An Annual Interdisciplinary Conference
WAR FRENZY:
EXPLORING THE VIOLENCE OF PROPAGANDA
May 12-14, 2017
Princeton University
In July 1942, in the middle of the Nazi advancement in the Soviet Union, Ilya Ehrenburg, one of the most cosmopolitan Soviet writers, addressed Soviet soldiers through the Soviet military newspaper Krasnaia Zvezda (Red Star). In the preceding decades, Ehrenburg became famous for his whimsical dispatches from Paris and Berlin. This time, his address was unambiguously titled “Kill them!”, appealing:
We know everything. We remember everything. We understand it now: Germans are not people… Enough of talking. Enough of outrage. Now, it’s time to kill. …Stop counting days. Stop counting miles. Count only the Germans you’ve killed… Do not fail to hit. Do not miss the target. Kill!
A classic example of war propaganda, the address framed war affectively. Deploying words and images as rhetorical weapon, Ehrenburg constituted a collectivity, channeling its anger and anxiety, providing it with a clearly defined aim, and suggesting an action to take. Descriptive and prescriptive at the same time, the address interpellated its audience, transforming readers into avengers.
Propaganda has always been a crucial part of war. Mobilizing through polarization, distortion and simplification, it helped to produce an effect of ideological cohesion and social solidarity, which, in turn, often resulted in disastrous military conflicts: be it the wars in Yugoslavia in the 1990s, the Iraq war of the last decade, or the current wars in Ukraine and Syria (to name just a few). The program committee of this conference invites historically, ethnographically and theoretically grounded contributions that explore the role of propaganda in unleashing and framing military conflicts of the last century.
This conference makes an attempt to go beyond descriptive representations of violent narratives, and to explore instead internal mechanisms and external effects of war propaganda. How wars are translated and transposed into such fields of cultural production as music, dance, architecture, and/or performing arts? How is the mobilizing effect achieved in these different fields? How do these fields envision their target audience? How do media and social networks create their own ways of disseminating war accounts and in galvanizing their audience? Does the private consumption of Youtube videos make this medium significantly different from more traditional propaganda newsreels? Are Facebook postings qualitatively distinct from propaganda flyers or, say, Ehrenburg’s address?
As recent studies of war propaganda and hate speech have shown, much of the affective efficacy of
these forms of discursive mobilization hinges on their ability to convert the past into a historical justification for violence, retribution or revenge in the present. This propagandistic linking of past wars with today’s conflicts is another crucial aspect that the conference focuses on: How are historical examples of war or genocide “recycled” and “repurposed” in order to perceive new military conflicts? What are the methods of representation and types of referencing that make war history relevant? Which networks and institutions capitalize on the usable past by historicizing military invasions and conflicts?

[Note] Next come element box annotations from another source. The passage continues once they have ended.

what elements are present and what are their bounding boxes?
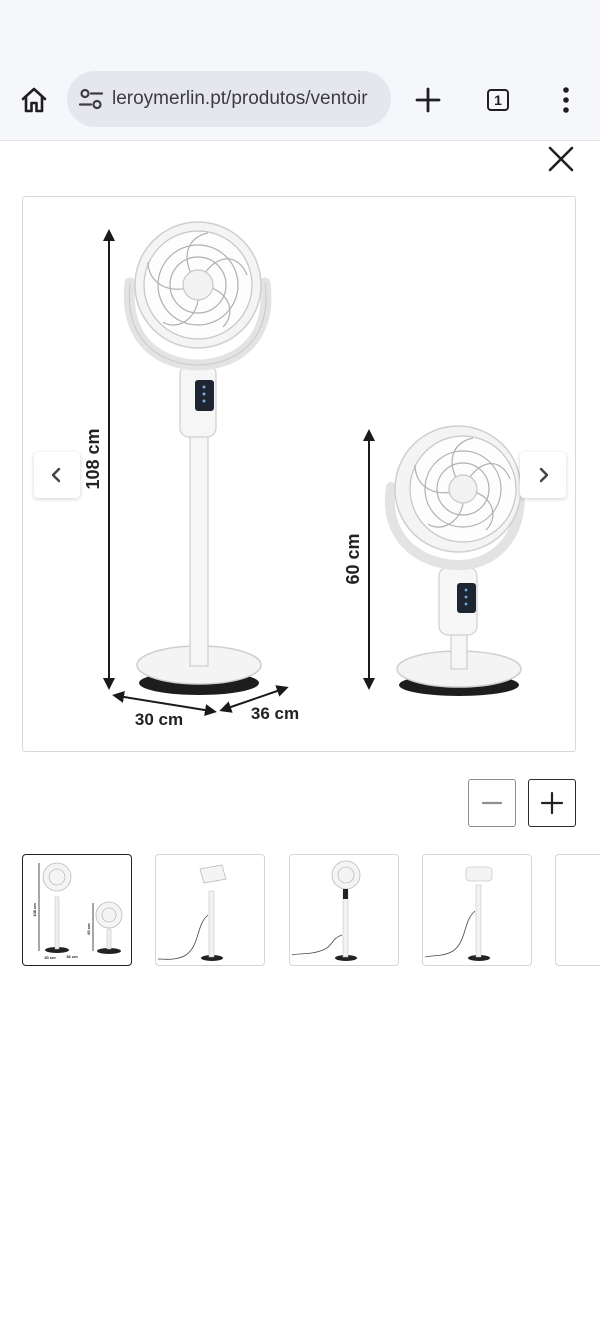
product-image-viewer[interactable]: 108 cm 60 cm 30 cm 36 cm	[22, 196, 576, 752]
home-icon	[21, 87, 47, 113]
thumbnail-image: 108 cm 60 cm 30 cm 36 cm	[32, 862, 123, 960]
plus-icon	[415, 87, 441, 113]
fan-product-image: 108 cm 60 cm 30 cm 36 cm	[83, 221, 525, 729]
home-button[interactable]	[14, 80, 54, 120]
dimension-base-width: 36 cm	[251, 704, 299, 723]
close-button[interactable]	[544, 142, 578, 176]
thumbnail-image	[157, 864, 227, 961]
site-settings-icon[interactable]	[78, 86, 104, 112]
next-image-button[interactable]	[520, 452, 566, 498]
dimension-height-tall: 108 cm	[83, 428, 103, 489]
address-bar[interactable]: leroymerlin.pt/produtos/ventoir	[67, 71, 391, 127]
tab-switcher-button[interactable]: 1	[478, 80, 518, 120]
tab-count: 1	[494, 92, 502, 108]
dimension-height-short: 60 cm	[343, 533, 363, 584]
thumbnail-3[interactable]	[289, 854, 399, 966]
tall-fan-illustration	[123, 221, 272, 695]
thumb-dimension-h1: 108 cm	[32, 903, 37, 917]
dimension-base-depth: 30 cm	[135, 710, 183, 729]
thumbnail-2[interactable]	[155, 854, 265, 966]
status-bar	[0, 0, 600, 60]
thumb-dimension-w1: 30 cm	[44, 955, 56, 960]
tab-switcher-icon: 1	[487, 89, 509, 111]
thumbnail-4[interactable]	[422, 854, 532, 966]
thumbnail-image	[291, 860, 361, 961]
more-vertical-icon	[563, 87, 569, 113]
zoom-out-button[interactable]	[468, 779, 516, 827]
browser-toolbar: leroymerlin.pt/produtos/ventoir 1	[0, 60, 600, 141]
thumbnail-image	[424, 866, 493, 961]
short-fan-illustration	[384, 425, 525, 696]
thumb-dimension-w2: 36 cm	[66, 954, 78, 959]
thumbnail-1[interactable]: 108 cm 60 cm 30 cm 36 cm	[22, 854, 132, 966]
zoom-in-button[interactable]	[528, 779, 576, 827]
new-tab-button[interactable]	[408, 80, 448, 120]
plus-icon	[540, 791, 564, 815]
minus-icon	[481, 801, 503, 805]
close-icon	[548, 146, 574, 172]
menu-button[interactable]	[546, 80, 586, 120]
thumbnail-5[interactable]	[555, 854, 600, 966]
chevron-left-icon	[51, 467, 61, 483]
thumb-dimension-h2: 60 cm	[86, 923, 91, 935]
url-text[interactable]: leroymerlin.pt/produtos/ventoir	[112, 88, 368, 110]
previous-image-button[interactable]	[34, 452, 80, 498]
chevron-right-icon	[539, 467, 549, 483]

We look for participants who analyze rhetorical tools, narrative strategies, and visual devices that recharge historical records with new affective power. In particular, we welcome submissions that demonstrate how historical documents have been used, adapted, transformed and modified (visually, sonically, chronologically, etc.) by mass media not only for constructing and conveying their propaganda messages but also for turning these documents into technologically advanced and emotionally appealing artifacts.
The Program Committee:
Serguei Oushakine, Chair (Princeton)
Peter Fritzsche (University of Illinois)
Alexei Golubev (University of Toronto)
Jochen Hellbeck (Rutgers University)
Alaina Lemon (University of Michigan)
The annual conference is organized by the Program in Russian, East European, and Eurasian Studies and made possible by the generous funding from the Princeton Institute for International and Regional Studies.